The Raritan Bay is unique in its placement. Expansive urban sprawl surrounds the water on all sides. Freight cranes and refinery pipes dot the landscape like massive redwoods. The Outerbridge, Verrazzano bridge, and Raritan Railroad bridge all sneak across the water like tendril vines, and in each tucked away corner of the Bay, the chance for a hungry striper is real, but you have to know where to look and when. Kerber’s fish sense was ready.
We moved up the Raritan River proper past South Amboy and into where the industrial parks load and unload the mountainous cargo that keeps America satisfied. The river was chocolate brown, and cement chunks, broken pilings, old docks, and refuse floated, the flotsam and jetsam of the most densely populated state in the country. In so many ways, the tailwaters of the Raritan are an environmental nightmare. And yet, as I would come to understand with Kerber’s help, the hospitable zones prove to be incredibly fertile for stripers and baitfish. This river is one of their many spawning sites, and we hoped it would be a quick stop on their way upriver.
Kerber flung swim shads with ease, and we were into fish on our first drift. I was determined to stick to the fly rod, and I remember him saying, “I love that you’re fishing the way you want to fish.” He was a calm coach who offered short, digestible pieces of advice, every one of which paid off.
Kerber then built his fly rod, and we began firing off sinking lines into the Nesquik that swirled around us. He started us on a downstream drift as the tide was heading out. The boat moved at an easy pace, and the Lowrance was full of marks. Even though there was an oil refinery next to an abandoned factory on shore that looked like a Superfund site, we knew fish were there.
We both turned toward the refinery when we began to hear what sounded like a 747. We didn’t see a plane; instead, we saw a flame shooting up into the air as if Drogon, Smaug, or some other fantasy serpent was angry. A gas pipe was clearly malfunctioning and sending flames arcing up. I had about 50 feet of line out with a modified lemon/lime fly in the style of Joe Cordiero. A striper hit with intensity as the first of what would be a cavalcade of emergency vehicles began to populate the shore.
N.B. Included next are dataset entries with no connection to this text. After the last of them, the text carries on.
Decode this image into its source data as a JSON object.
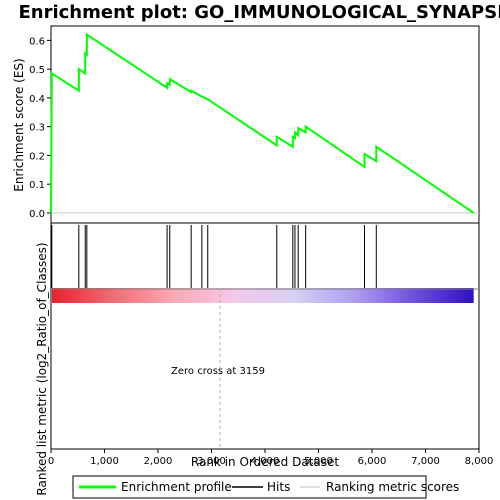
{
  "chart_data": {
    "type": "line",
    "title": "Enrichment plot: GO_IMMUNOLOGICAL_SYNAPSE",
    "xlabel": "Rank in Ordered Dataset",
    "ylabel_top": "Enrichment score (ES)",
    "ylabel_bottom": "Ranked list metric (log2_Ratio_of_Classes)",
    "xlim": [
      0,
      8000
    ],
    "ylim_top": [
      0,
      0.6
    ],
    "x_ticks": [
      0,
      1000,
      2000,
      3000,
      4000,
      5000,
      6000,
      7000,
      8000
    ],
    "x_tick_labels": [
      "0",
      "1,000",
      "2,000",
      "3,000",
      "4,000",
      "5,000",
      "6,000",
      "7,000",
      "8,000"
    ],
    "y_ticks": [
      0.0,
      0.1,
      0.2,
      0.3,
      0.4,
      0.5,
      0.6
    ],
    "y_tick_labels": [
      "0.0",
      "0.1",
      "0.2",
      "0.3",
      "0.4",
      "0.5",
      "0.6"
    ],
    "zero_cross_rank": 3159,
    "zero_cross_label": "Zero cross at 3159",
    "max_rank": 7900,
    "hits": [
      15,
      520,
      640,
      670,
      2170,
      2220,
      2620,
      2820,
      2930,
      4220,
      4520,
      4560,
      4620,
      4760,
      5860,
      6080
    ],
    "series": [
      {
        "name": "Enrichment profile",
        "color": "#00ff00",
        "points": [
          [
            0,
            0.0
          ],
          [
            15,
            0.485
          ],
          [
            520,
            0.425
          ],
          [
            521,
            0.5
          ],
          [
            640,
            0.485
          ],
          [
            641,
            0.555
          ],
          [
            670,
            0.55
          ],
          [
            671,
            0.62
          ],
          [
            2170,
            0.435
          ],
          [
            2171,
            0.45
          ],
          [
            2220,
            0.445
          ],
          [
            2221,
            0.465
          ],
          [
            2620,
            0.42
          ],
          [
            2621,
            0.425
          ],
          [
            2820,
            0.405
          ],
          [
            2821,
            0.405
          ],
          [
            2930,
            0.395
          ],
          [
            2931,
            0.395
          ],
          [
            4220,
            0.235
          ],
          [
            4221,
            0.265
          ],
          [
            4520,
            0.23
          ],
          [
            4521,
            0.265
          ],
          [
            4560,
            0.26
          ],
          [
            4561,
            0.28
          ],
          [
            4620,
            0.27
          ],
          [
            4621,
            0.295
          ],
          [
            4760,
            0.28
          ],
          [
            4761,
            0.3
          ],
          [
            5860,
            0.16
          ],
          [
            5861,
            0.205
          ],
          [
            6080,
            0.18
          ],
          [
            6081,
            0.23
          ],
          [
            7900,
            0.0
          ]
        ]
      }
    ],
    "metric_gradient_colors": [
      "#e8212e",
      "#f26b75",
      "#f9a8b4",
      "#f5c8e8",
      "#d8d0f5",
      "#b0a0f0",
      "#7050e0",
      "#3010c0"
    ],
    "legend": [
      {
        "label": "Enrichment profile",
        "color": "#00ff00",
        "style": "line-thick"
      },
      {
        "label": "Hits",
        "color": "#000000",
        "style": "line"
      },
      {
        "label": "Ranking metric scores",
        "color": "#c0c0c0",
        "style": "line"
      }
    ],
    "legend_placement": "bottom"
  }
}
I could feel the shoulders on the fish as it dove and began to violently shake its head.
Kerber shouted with joy and began to snap pictures of my rod bent to the water while grabbing the landing net. Meanwhile, the refinery pipe was still burning. The fish fought and ran, fought and ran. It was healthy and meaty on the line. When we finally got it in the net, it was 30 inches long and girthy. My smile was as wide as the riverbank, and as I released the fish, the fire department was beginning to contain and knock down the pipe fire.
There were fist bumps and back slaps. Kerber seemed happier than I was as he said, “Okay, let’s do that again!”
We set up once more, and we did do that again—all day until the tide shifted. I learned about Kerber’s life as a professional guide and his work with Cermele’s new series B-Side Fishing. The first episode chronicles a late-summer lobster-pot hop for mahi-mahi. Kerber is one of the few New Jersey captains who books dedicated mahi trips, so we hatch a plan to throw flies at them in the coming months.
As the day closes, I marvel at just how good the fishing was and just how alone we were. Kerber knew exactly where and how to find the stripers as they headed upriver, and he does it with a joyous and hilariously infectious attitude. The day is one I will not soon forget. It was the early-season ice-breaker that I hope means clear heads and tight lines for the months ahead.